Bazen bir mezar taşında karşımıza çıkan:

“Akıllı isen aklını al başına

Salınıp gezerken neler geldi başıma

Âkıbet türâb oldum taş dikildi başıma” ifâdesi veya Merkez Efendi Mezarlığı’nda bir mezar taşında bulunan:  “Karı dırıltısından vefat eden Halil Ağa” ifadeleri insanı kâh düşündürür kâh tebessüm ettirir. İhtiraslarına mağlup olup başını kaptıran, doğum esnasında hayatını kaybeden, çok genç yaşta vefat edip ana babasının yüreğini dağlayan mevtaların hüzün dolu ifadelerle yazılmış mezar taşı kitâbelerine mezarlıklarımızda çokça rastlarız.

Zeytinburnu Silivrikapı Mezarlığı’nda Tepedelenli Ali Paşa ve üç oğlu isyan ettiklerinden dolayı idam edilmiş kesik başları defnedilmiştir. Tepedelenli Ali Paşa’nın mezar taşı kitâbesi şöyledir:

“Hüve’l-Hallâku’l-Bâkî

Otuz seneden mütecâviz

Arnavutluk’ta teferrüd eden

Yanyâ Sancağı Mutasarrıfı Sâbık

Meşhur Tepedelenli Ali

Paşa’nın ser-i maktûudur”.

Beni bu araştırmalarımda hayrete düşüren şey, ecdâdın ölümü bu kadar “sevimli” ve “estetik” hâle getirmesidir. Bu bir kültür birikimiydi ve maalesef biz bunu yitirdik. Bu kültürü yitirmekle kalmadık, yüksek kültürün mahsullerini de bitirme noktasına getirdik. Eski mezarlık alanlarını talan ettiğimiz gibi eski taşları da hoyratça kırdık, attık ve yok ettik. Bu durum, gözümüzün önünde oldu ve bununla hiç ilgilenmedik.  Bugün nispeten bir şuurlaşma ve korumadan bahsedilebilir ama kesinlikle yeterli değil!..

  l Beşir Ayvazoğlu mezar taşları için “Vatanlaşma macerâsının somut şahitleridir” demiş. Bundan ne anlamalıyız? Bu sözü anlamlı kılan taşların niceliği mi yoksa niteliği midir?

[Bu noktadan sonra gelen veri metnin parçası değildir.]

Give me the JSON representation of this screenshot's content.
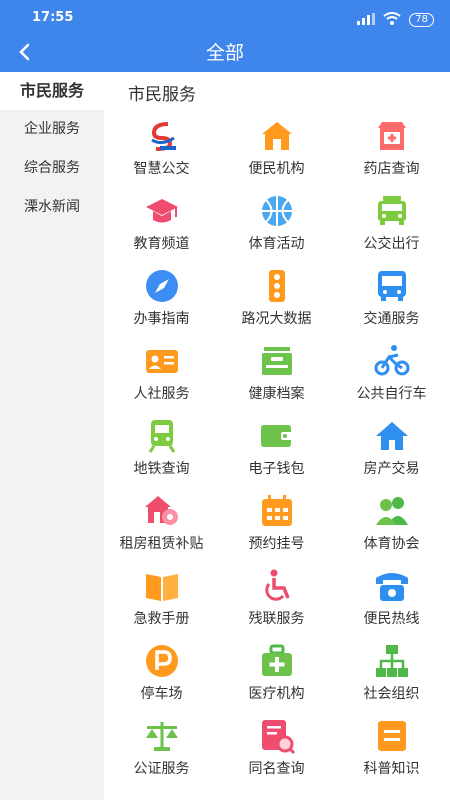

Bütün tarihi eserler bir milletin yaşadığı toprağın tapusu hükmündedir. Mezar taşlarının burada özel bir önemi vardır. Nihayetinde bir beldede yaşanlar ölümlerinde buraya defnedilirler. Buradan burada yaşayan insanların çokluğunu veya azlığını anlarız. Bu konuda tarihimizde önemli bir olay cereyân etmiştir: Millî Mücâdele döneminde, Doğu Anadolu’da Ermeni devleti kurma girişiminin bulunduğu sırada, Erzurum’a gelen Amerikan heyetinden General Harbord’a, Erzurum Belediye Reîsi pencereden mezarlıkları işâret ederek: “İşte Türk mezarlığı, işte Ermeni mezarlığı, bu Ermeniler ölülerini yemediler ya!..” demiştir. Böylece, vatanın gerçek sahibinin tesbitinde mezarlıklar önemli bir argüman olmuştur.

Yahya Kemal Beyatlı, “Kırık bir mezar taşına, kırk bohçaya sarılı Sakal-ı Şerîf gibi kıymet vermezsek ne din kalır vatan” demiştir.  

l Mezar taşlarındaki Hüsn-i Hat örnekleri döneminin sanat anlayışı hakkında da fikir veriyor. Buna göre mezar taşlarının altın çağı hangi döneme denk gelir?

Hüsn-i Hat’tın Osmanlı’da bir gelişim süreci vardır. Osmanlı’nın başlangıcında Sultan II. Bâyezid döneminde yazının farklı bir üslûba büründüğünü gelişme ivmesinin hızlandığına şahit oluyoruz. Yazı hemen her yüzyılda öncü hattatlar eliyle bir merhale kazanmıştır. Mezar taşları daha çok Celî Sülüs ve Celî Talik hatla yazılmıştır. Filhakîka, diğer yazı çeşitleri Kûfi hatta Nesih hatla dahi yazıldığı olmuştur ama ağırlık başta söylediğim iki yazı çeşidindedir. İlk dönem mezar taşlarına bakılınca yapı ve yazı karakteri olarak farlılık hemen görülür. Bu tip mezar taşlarına özellikle Bursa’da Murâdiye Külliyesi Hazîresi’nde bolca rastlarız. Tabii bunlar dönemini aksettiren önemli örneklerdir.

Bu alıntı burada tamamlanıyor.